しかし、岡崎静香の交際用の住所録が、彼女お部屋にあったが、その中に書かれていた、
大曾根恭三という名前を発見した時、最初に見つけた上野刑事は、すぐに麻薬を線として、大曾根恭三と岡崎静香が結び付いていると、すぐには理解できないでいた。
大曾根恭三という大金持ちがいるというのは分かっていたが、あくまでもある企業の二代目社長という意識があっただけで、その業種にまでは頭が回らなかった。
大曾根恭三という男と、以前どこかで会ったことがあるような気がしていた門倉刑事だったが、どうにも思い出せない。
しばらく考えてから、
「そうだ、父親の大曾根氏から、まだ大曾根氏が社長だった時、息子だと紹介されたことがあったっけ」
そう思うと、大曾根氏自慢の息子は、二代目社長にありがちな、目立たないタイプの人ではあったが、
「自分は初代社長とは違うんだ」
という意識が強い。
自分が社長に就任すると、まわりに臆してしまうということが分かっているからなのか、絶えず去勢を張っているように思えてならなかった。その目には、
「警察にだけは臆してはいけない」
という思いがあるようで、まわりの人間で一番近づけない相手が警察関係の人だということを感じていたのだ。
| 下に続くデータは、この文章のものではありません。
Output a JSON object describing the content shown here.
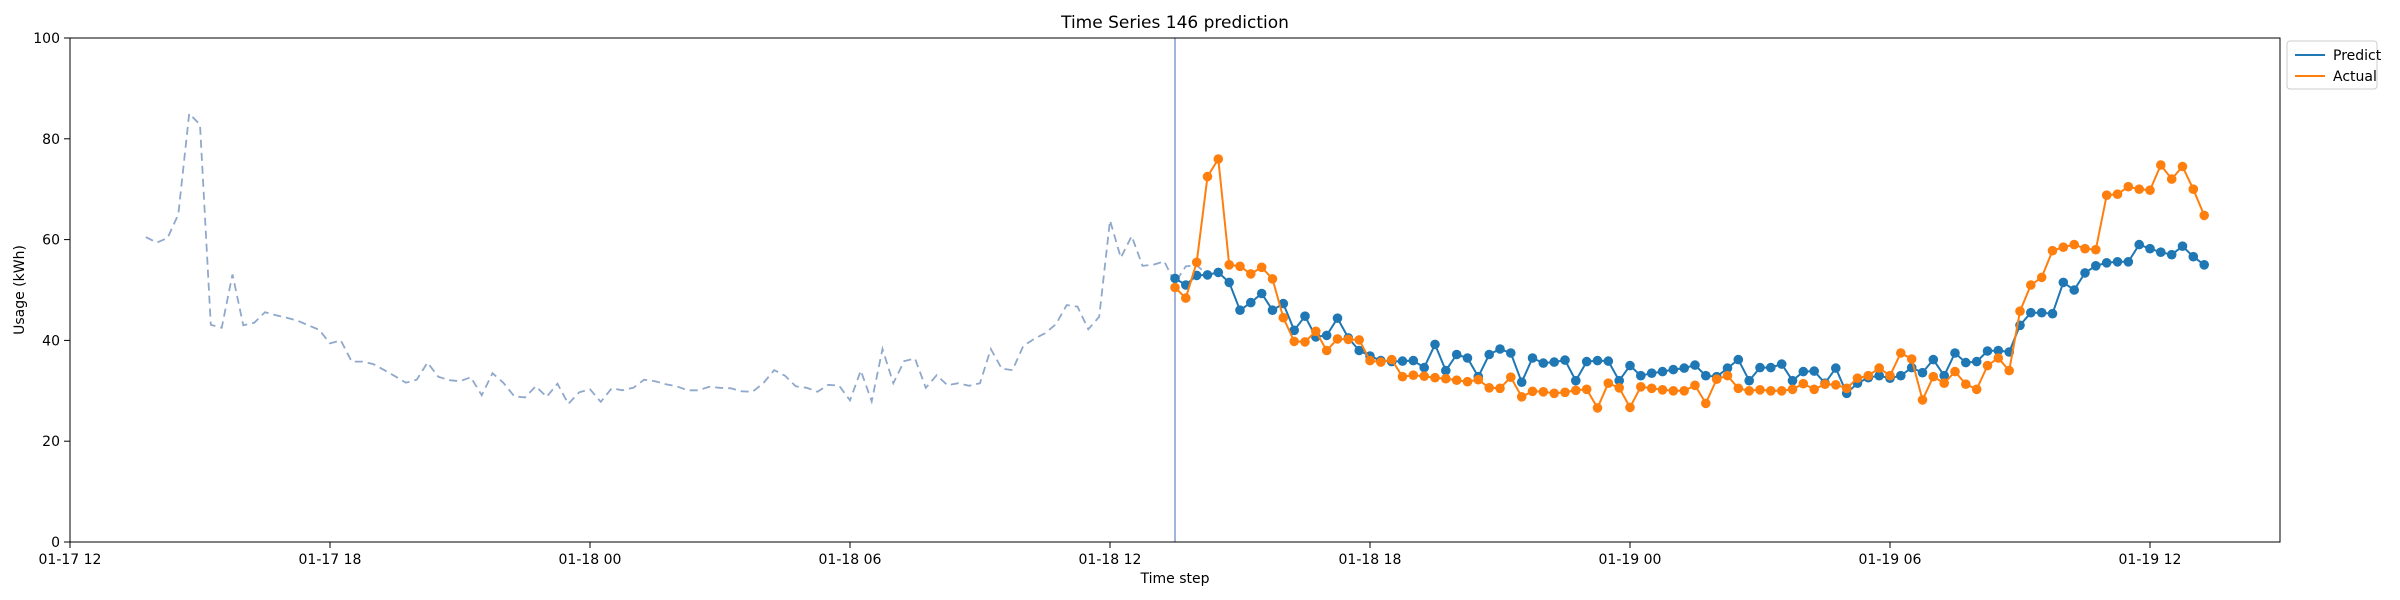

今回の事件で、本当は大曾根恵三が表に出てはいけない。そうなってしまうと、犯人の思うつぼだからだ。だが、この事件関係者のほとんどはそんなことは知らない、第二の殺人で、岡崎静香が死んでしまったことで明るみに出てしまった。そういう意味でも、この事件の犯人は、岡崎静香が死んでしまったことは計算外だったのだろう。